Ils essayèrent de « vivre comme avant ». C’était le vœu de Josanne. Quand Noël, apaisé par les larmes, avait reparlé de l’avenir, elle lui avait imposé silence… Non ! qu’il ne fût plus question d’amour, — encore moins de mariage !

— Mais pourquoi ? demanda le jeune homme, un peu froissé. Est-ce par scrupule ou par orgueil que vous vous refusez à moi ?…

— Ni par orgueil, ni par scrupule… Je vous aime et je vous appartiens. Mais je ne veux pas être votre femme…

— Puisque je vous aime, rien n’est changé…

— Si, Noël, tout est changé… Je ne suis pas, à vos yeux, cette même Josanne que vous aviez élue, la sacrifiée, la résignée, l’impeccable… Oh ! je ne prétends pas que je sois indigne de vous !… Mais cette femme que je suis, il faut que vous acheviez de la connaître… Vous avez trop souffert ! Il est impossible que la blessure se cicatrise en quelques jours… Laissez-moi du temps, Noël ! Je vous guérirai, je vous rassurerai, je vous mériterai… Éprouvez-moi ! Je vous dis à mon tour : « Demandez-moi des choses très difficiles… » Je ferai tout, pour vous donner confiance, tout…

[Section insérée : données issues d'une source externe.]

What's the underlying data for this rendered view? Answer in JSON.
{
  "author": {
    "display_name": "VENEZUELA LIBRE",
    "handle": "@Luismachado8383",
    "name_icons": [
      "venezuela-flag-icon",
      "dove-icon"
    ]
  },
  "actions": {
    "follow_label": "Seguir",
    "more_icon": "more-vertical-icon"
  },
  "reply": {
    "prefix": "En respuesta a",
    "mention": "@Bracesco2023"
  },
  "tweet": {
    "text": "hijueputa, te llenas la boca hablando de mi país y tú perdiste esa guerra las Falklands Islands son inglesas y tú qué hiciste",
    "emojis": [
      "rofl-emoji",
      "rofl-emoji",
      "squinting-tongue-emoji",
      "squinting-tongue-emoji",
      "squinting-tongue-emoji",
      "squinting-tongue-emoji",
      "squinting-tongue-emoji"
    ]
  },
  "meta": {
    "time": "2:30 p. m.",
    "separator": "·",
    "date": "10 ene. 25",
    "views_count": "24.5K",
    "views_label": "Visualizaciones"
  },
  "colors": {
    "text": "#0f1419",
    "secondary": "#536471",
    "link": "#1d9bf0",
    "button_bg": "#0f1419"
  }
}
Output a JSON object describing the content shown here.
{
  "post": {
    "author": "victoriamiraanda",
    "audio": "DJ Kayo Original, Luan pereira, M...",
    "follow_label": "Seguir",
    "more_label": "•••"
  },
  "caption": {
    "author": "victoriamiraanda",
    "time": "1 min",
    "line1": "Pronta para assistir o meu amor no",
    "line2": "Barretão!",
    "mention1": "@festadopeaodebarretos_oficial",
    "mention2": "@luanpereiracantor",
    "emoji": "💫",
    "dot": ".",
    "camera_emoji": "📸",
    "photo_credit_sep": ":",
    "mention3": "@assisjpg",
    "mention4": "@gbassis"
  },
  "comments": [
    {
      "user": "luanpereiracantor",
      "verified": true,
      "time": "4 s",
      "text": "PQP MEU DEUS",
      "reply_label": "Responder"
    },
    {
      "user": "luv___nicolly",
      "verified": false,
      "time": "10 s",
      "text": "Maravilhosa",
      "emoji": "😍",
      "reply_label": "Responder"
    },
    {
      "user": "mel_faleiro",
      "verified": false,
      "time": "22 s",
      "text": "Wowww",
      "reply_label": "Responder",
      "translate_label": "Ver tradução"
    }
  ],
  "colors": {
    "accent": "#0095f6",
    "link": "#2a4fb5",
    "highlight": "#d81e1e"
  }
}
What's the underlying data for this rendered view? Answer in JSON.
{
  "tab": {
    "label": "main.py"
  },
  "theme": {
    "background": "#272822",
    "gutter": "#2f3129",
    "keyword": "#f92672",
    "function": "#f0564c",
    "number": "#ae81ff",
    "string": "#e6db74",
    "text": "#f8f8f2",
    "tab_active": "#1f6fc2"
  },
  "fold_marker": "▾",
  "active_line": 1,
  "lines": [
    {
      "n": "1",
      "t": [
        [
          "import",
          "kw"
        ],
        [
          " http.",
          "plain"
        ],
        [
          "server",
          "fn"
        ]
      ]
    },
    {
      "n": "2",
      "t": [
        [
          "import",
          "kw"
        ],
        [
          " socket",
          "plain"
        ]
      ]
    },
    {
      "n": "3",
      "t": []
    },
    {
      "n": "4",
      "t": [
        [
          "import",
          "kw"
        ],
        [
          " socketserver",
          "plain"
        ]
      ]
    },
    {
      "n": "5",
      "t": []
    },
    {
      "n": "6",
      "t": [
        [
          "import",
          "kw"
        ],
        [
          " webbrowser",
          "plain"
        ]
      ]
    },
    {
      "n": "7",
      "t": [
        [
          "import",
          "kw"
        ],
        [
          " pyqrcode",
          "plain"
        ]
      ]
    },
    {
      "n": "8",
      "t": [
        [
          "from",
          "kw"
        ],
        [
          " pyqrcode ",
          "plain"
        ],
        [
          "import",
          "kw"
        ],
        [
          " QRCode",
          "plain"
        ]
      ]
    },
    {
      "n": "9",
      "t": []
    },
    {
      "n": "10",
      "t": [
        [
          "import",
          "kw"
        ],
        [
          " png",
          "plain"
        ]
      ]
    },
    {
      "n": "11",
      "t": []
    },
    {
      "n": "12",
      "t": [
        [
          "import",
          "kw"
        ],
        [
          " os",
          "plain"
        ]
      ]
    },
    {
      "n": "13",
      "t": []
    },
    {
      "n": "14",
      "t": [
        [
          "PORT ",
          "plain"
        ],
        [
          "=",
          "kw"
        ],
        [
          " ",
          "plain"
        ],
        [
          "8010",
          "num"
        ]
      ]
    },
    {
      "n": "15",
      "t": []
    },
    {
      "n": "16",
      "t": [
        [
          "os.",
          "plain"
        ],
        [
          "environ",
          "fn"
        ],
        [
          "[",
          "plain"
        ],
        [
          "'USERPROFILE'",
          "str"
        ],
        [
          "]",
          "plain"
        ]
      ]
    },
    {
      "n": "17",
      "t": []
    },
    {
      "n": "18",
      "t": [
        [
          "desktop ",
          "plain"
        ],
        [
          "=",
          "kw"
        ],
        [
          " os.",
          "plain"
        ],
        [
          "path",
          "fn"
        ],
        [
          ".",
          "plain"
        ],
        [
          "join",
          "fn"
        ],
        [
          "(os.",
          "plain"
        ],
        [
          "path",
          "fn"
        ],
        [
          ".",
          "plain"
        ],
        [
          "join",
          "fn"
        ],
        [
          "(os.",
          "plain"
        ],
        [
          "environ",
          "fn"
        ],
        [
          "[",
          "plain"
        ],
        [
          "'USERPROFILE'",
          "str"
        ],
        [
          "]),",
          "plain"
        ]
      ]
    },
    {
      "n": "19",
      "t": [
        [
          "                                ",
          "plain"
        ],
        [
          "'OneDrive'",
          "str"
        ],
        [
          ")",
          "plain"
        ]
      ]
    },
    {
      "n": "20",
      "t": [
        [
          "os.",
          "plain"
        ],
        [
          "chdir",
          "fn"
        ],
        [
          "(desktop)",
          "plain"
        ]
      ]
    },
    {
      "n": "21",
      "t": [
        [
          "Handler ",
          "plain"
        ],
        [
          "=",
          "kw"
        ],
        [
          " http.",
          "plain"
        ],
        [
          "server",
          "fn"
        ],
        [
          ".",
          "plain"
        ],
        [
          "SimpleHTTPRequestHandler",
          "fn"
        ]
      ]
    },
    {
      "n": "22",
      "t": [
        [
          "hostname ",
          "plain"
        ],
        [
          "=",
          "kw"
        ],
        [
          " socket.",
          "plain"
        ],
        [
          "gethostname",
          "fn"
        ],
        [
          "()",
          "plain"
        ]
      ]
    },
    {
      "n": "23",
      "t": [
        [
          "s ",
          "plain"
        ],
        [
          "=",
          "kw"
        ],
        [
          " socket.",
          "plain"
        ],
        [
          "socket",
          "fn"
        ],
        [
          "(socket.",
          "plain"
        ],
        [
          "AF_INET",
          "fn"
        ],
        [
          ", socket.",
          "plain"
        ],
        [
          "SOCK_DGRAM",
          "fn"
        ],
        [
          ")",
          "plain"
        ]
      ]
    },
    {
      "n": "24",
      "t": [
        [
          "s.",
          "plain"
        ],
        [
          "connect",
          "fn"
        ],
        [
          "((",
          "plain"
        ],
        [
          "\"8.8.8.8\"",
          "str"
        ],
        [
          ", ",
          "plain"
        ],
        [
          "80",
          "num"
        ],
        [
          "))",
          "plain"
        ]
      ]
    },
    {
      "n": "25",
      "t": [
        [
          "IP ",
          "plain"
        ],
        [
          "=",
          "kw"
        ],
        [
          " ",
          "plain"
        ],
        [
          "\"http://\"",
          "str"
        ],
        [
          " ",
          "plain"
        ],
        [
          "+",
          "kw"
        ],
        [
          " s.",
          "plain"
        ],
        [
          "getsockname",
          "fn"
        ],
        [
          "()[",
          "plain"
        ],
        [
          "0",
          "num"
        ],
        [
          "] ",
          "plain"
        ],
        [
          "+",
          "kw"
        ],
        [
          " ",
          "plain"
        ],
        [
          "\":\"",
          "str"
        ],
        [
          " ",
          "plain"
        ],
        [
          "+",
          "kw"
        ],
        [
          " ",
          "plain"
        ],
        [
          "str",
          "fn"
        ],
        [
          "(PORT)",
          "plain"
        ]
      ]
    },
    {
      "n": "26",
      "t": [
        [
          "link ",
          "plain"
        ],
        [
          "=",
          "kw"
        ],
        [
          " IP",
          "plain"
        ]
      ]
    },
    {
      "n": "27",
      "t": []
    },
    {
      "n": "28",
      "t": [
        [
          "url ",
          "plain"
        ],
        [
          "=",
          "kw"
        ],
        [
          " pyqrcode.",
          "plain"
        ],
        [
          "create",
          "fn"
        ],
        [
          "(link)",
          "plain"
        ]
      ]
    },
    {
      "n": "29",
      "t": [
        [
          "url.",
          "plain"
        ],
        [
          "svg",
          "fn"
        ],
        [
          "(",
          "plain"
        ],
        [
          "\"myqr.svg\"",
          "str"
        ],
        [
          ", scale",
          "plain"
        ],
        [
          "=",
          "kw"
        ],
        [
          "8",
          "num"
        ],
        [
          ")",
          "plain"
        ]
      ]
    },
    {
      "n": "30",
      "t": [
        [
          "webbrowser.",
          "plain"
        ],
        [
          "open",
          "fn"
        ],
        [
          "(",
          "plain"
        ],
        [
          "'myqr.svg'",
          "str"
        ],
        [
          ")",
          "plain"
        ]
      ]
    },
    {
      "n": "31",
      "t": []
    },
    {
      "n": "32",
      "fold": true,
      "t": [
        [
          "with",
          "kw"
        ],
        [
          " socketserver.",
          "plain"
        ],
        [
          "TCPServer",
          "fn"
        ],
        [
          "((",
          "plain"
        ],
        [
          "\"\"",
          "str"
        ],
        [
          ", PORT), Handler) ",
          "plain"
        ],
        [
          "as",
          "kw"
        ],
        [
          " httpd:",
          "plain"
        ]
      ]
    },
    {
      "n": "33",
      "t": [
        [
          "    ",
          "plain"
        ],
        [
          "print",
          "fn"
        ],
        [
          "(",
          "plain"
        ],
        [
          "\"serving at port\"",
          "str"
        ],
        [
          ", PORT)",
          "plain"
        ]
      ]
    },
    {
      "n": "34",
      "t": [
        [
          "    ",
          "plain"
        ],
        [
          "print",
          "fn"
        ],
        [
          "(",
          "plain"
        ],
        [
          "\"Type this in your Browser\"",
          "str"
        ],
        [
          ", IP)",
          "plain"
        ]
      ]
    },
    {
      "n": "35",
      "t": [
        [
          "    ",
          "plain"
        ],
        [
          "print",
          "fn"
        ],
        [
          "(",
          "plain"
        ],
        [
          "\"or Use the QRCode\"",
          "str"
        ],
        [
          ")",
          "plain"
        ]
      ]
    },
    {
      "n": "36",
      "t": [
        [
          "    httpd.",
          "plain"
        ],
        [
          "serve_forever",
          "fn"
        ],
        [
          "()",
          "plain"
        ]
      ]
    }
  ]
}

— Tout tient en deux mots : aimez-moi !

— Je vous aime, vous le savez… Mais, pour notre bonheur à nous deux, je réclame une épreuve… Les crises douloureuses se renouvelleront peut-être… Si votre amour succombait ?… Ne protestez pas, Noël !… Sauvons au moins l’amitié… Acceptez que je demeure, pour quelque temps, votre amie… Et puis, quand vous serez bien sûr de vous et de moi, je serai… ce que vous voudrez…

Noël se laissa convaincre.

— Soit ! dit-il. Attendons !… Tâchons de travailler et d’oublier. Soyons braves.

Ainsi, d’un même accord, ils reprirent leur vie d’autrefois. Noël revint, chaque soir, dans le salon vert de Josanne. Il apportait des fleurs, des livres, il apportait des jouets pour Claude, et il feignait de ne point voir la pâleur de la mère pendant qu’il embrassait l’enfant…

Mais, au milieu d’une causerie ou d’une lecture, tout à coup, lentement, ils se rapprochaient. Leurs mains se joignaient et parfois leurs bouches… Et c’était Josanne qui se reprenait la première, qui disait :

— Non… pas encore… pas maintenant…

Il la quittait, irrité contre elle et contre lui, las d’attendre…

De bonne foi, il se croyait guéri… Mais, le lendemain, une réticence de Josanne, un nom de rue ou de ville qu’elle citait, une phrase lue dans un roman, un banal « fait divers », le sourire du petit Claude, — ce sourire qui n’avait ni le dessin ni l’expression du sourire maternel, — le moindre incident mettait au cœur de Noël une gêne sourde, un poids, puis, tout à coup, le déchirement d’une plaie rouverte… Il se maîtrisait pourtant. Il observait Josanne ; il l’interrogeait, avec quelle angoisse ! et de tout ce qu’elle disait, de tout ce qu’elle taisait, il se créait des raisons de souffrir…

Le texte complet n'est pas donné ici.